The Nasr Coalition built its campaign around Abadi’s performance as prime minister and his image as a statesman. However, while Abadi had indeed accomplished a lot during his time in office, Iraqis tend to be suspicious toward the state and its agents. Moreover, during this past election, corruption was a deciding factor for many Iraqi voters. This preoccupation with corruption turned out to be damaging for Abadi, not only because of his status as a political insider, but also because voters believed that, as head of the government, he did not do enough to alleviate the problem. In this context, Abadi’s efforts to address the issue during the campaign appear to have been too little too late. Thus, as a campaign strategy, emphasizing Abadi’s experience may not have only been ineffective, but also harmful.
Whereas the Nasr Coalition tried to appeal to voters by focusing on the past, specifically focusing on their victory over ISIS, the Sairoon Alliance, headed by Shia cleric Muqtada al-Sadr, campaigned on the idea of change. Joining forces with the Iraqi Communist Party and civil society activists, the list was able to attract secular voters who nonetheless espouse Islamist values. Of course, the Nasr Coalition’s misguided campaign has probably also contributed to the success of the Sairoon Alliance.
Although the emphasis on change may have appealed to many secular Iraqis, they were not the only target audience for the Sairoon Alliance’s campaign messages, nor were they alone responsible for the list’s victory. Prior to the election, the highest ranks among the clergy in Najaf warned the Shiite public against granting incumbents second chances. This stance was a blow for political veterans like Abadi and his predecessor, Nouri al-Malik, who was also a candidate in this year’s election. By contrast, Sadr is a highly powerful figure in Iraqi politics, he has never held office.
For dedicated Shias, following the instructions of the clergy is a matter of faith. Indeed, it appears that the clergy’s message has had an impact on voters’ behavior. For example, based on survey results, it appears that forty-three percent of those who voted for the Sairoon Alliance and thirty-two percent of those who voted for the Fatah Alliance chose to do so because these lists’ candidates had not yet been tested as government politicians.
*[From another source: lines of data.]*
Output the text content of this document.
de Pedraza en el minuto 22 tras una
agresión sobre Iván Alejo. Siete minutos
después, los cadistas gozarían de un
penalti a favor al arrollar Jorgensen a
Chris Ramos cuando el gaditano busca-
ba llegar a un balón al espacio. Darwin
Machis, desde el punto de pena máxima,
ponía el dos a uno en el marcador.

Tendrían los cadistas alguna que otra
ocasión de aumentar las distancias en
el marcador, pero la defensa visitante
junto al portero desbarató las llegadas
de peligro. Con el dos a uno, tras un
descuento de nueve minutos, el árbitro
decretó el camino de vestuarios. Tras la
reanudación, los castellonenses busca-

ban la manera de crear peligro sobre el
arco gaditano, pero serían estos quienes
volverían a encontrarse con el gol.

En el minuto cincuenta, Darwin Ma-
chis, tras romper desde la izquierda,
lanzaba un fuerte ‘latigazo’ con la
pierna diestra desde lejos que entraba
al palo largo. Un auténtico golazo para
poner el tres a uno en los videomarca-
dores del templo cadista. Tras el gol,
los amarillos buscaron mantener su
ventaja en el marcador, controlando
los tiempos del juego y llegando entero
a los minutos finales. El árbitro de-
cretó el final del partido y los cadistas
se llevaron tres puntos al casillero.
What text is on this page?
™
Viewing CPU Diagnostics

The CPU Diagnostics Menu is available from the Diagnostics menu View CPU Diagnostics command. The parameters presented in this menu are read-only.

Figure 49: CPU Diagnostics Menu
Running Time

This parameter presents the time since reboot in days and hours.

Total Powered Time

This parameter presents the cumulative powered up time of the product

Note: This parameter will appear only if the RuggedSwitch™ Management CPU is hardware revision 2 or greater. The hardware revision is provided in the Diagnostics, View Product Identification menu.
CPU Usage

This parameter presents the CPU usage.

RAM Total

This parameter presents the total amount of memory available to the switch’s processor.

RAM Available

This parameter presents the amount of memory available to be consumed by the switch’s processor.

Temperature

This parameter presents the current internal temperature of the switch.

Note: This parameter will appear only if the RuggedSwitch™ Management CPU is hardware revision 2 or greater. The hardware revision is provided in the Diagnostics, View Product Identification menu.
Iraq’s most recent election represents a departure from the norm in more than one respect. Those who voted clearly had an appetite for change and were willing to make bold, sometimes unexpected choices to bring such change about. During the election, many Sunnis crossed sectarian lines, giving their votes to Shia candidates like Abadi, who received thirty-six percent of his votes from Iraqi-Sunnis, and Hadi al-Amiri of the Fatah Alliance, who received fifteen percent of his votes from the same group. There are also signs that Iraqi Shias are starting to move away from their old voting patterns, which may reflect a more permanent shift in Iraqi electoral politics towards prioritizing demands for change over past party affiliation.